"Rechtsstaat in Grundfesten erschüttert"

Präsident der Wr. Rechtanwaltskammer Michael Enzinger (l.) mit Clemens Lahner
Wiener Anwaltskammer: Türkische AKP-Regierung missbrauche Justiz, um Gegner auszuschalten.

Die Wiener Rechtsanwaltskammer (RAK) erhebt schwerste Vorwürfe gegen die politische Führung in Ankara. Es "verdichtet sich der Eindruck, dass die AKP-Regierung die Justiz dazu missbraucht, um gegen jegliche Kritik vorzugehen", betonte Clemens Lahner bei einem Pressegespräch gestern.Der Advokat weiß, wovon er spricht: Im Jänner war er auf einer Fact-Finding-Mission in Diyarbakir, der Hochburg der türkischen Kurden, wo das Militär wie in anderen Städten der Region gegen PKK-Sympathisanten vorging und massive Zerstörungen anrichtete. Auch Prozesse gegen Anwälte hat Lahner beobachtet. Sein Resümee: "Der Rechtsstaat in seinen Grundfesten wird erschüttert."

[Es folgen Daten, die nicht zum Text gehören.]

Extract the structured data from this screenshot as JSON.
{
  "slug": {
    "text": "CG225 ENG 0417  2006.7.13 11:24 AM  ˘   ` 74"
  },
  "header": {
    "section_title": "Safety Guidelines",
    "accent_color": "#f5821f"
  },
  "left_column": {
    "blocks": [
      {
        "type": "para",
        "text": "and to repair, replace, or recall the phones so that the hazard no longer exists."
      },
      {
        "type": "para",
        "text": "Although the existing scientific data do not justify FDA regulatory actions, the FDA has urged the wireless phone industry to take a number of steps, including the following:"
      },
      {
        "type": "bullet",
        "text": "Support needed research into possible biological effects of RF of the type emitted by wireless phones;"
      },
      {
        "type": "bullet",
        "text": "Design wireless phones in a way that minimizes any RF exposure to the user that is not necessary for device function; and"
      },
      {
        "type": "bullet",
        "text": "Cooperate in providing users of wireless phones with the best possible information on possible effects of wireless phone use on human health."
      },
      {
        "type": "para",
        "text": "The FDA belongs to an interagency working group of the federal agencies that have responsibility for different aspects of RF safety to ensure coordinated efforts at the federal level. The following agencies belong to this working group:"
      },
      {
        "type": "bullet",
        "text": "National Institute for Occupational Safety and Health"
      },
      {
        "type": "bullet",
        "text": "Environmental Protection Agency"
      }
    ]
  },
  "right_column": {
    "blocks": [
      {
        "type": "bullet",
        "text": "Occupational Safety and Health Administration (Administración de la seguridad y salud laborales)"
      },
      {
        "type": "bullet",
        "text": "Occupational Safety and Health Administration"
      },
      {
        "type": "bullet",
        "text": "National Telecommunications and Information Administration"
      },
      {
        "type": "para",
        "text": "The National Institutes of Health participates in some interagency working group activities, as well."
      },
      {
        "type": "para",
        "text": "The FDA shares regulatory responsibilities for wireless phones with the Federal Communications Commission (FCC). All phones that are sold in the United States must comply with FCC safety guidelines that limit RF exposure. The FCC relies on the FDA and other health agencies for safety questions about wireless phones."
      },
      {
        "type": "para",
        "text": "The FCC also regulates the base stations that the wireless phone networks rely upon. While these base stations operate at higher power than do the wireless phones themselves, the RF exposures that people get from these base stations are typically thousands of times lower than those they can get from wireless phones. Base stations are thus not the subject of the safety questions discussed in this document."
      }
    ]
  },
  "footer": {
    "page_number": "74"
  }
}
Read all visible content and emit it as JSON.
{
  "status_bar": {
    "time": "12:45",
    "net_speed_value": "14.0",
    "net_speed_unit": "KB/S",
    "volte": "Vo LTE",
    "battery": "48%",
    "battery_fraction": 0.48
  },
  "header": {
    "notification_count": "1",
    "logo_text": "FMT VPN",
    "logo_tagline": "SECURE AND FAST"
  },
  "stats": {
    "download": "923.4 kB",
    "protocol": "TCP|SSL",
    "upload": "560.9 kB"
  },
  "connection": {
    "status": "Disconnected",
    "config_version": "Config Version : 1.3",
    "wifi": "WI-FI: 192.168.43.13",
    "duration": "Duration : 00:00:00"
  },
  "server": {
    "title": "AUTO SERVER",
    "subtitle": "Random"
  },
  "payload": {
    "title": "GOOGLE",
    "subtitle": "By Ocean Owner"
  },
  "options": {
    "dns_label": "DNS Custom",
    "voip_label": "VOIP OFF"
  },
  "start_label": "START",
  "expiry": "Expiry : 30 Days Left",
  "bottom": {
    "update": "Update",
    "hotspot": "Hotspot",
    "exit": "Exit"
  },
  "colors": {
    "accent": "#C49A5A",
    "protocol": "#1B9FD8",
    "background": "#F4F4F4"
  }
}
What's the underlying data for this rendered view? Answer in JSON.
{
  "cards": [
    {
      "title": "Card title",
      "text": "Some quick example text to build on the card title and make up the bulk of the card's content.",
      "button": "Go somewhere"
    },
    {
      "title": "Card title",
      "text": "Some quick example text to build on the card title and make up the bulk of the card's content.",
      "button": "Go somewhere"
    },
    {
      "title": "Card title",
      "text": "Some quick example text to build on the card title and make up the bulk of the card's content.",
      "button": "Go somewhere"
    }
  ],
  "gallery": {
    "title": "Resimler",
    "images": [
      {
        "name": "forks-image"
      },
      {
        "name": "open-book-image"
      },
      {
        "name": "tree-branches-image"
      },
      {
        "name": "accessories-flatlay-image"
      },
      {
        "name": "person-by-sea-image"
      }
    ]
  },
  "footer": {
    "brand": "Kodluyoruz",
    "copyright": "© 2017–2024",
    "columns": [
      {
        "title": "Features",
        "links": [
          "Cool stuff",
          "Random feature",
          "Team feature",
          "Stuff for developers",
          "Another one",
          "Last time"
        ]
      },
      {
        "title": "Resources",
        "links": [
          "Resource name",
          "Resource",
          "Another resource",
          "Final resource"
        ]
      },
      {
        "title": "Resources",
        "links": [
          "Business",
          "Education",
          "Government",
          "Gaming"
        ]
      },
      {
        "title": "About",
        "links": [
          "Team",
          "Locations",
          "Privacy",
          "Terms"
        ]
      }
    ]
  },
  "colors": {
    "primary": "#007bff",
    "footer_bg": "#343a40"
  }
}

Er berichtet von Schauprozessen, Drohungen mit Strafen bis zu 22 Jahren und einer Behinderung der anwaltlichen Tätigkeit. Dies alles auf Basis der umstrittenen Anti-Terror-Gesetze, die positive Äußerungen für kurdische Angelegenheiten oder die PKK unter Strafe stellen.

Anwalt erschossen

In diesem Klima wurde im November 2015 der Präsident der Rechtsanwaltskammer von Diyarbakir, Tahir Elcis, erschossen (der Fall ist bis heute nicht aufgeklärt). "Das war für mich der Anlass, aktiv zu werden", so Michael Enzinger, Präsident der Wiener RAK.

Im Besonderen verfolgen die beiden die Schicksale von 58 angeklagten Kollegen, die (kurdische) Aktivisten verteidigt hatten. "Ich konnte mir nicht vorstellen, dass man in der Türkei vor Gericht kommt, nur weil man als Anwalt seinen Job macht", betonte Lahner. Doch es sei noch dicker gekommen: Mittlerweile stünden Prozessen gegen jene Anwälte an, die angeklagte Anwälte vertreten. Am 22. Juni sollen Verfahren in Istanbul eröffnet werden. Und dem Präsident einer Advokaten-Vereinigung sei sogar vorgeworfen worden, Chef einer Terror-Organisation zu sein. Enzinger: Werden Anwälte "drangsaliert und kriminalisiert, ist Feuer am Dach."

Vergleich mit Nazi-Zeit

Er zieht einen drastischen Vergleich. Auch in der Nazi-Zeit zwischen 1938 und 1945 seien "unter dem Deckmantel des Rechts politische Kampagnen umgesetzt worden".

Im Hinblick auf die EU-Beitrittsverhandlungen mit der Türkei sagte der Wiener RAK-Präsident: Das Fehlen eines fairen Prozess-Verfahrens sei ein "absolutes Beitrittshindernis".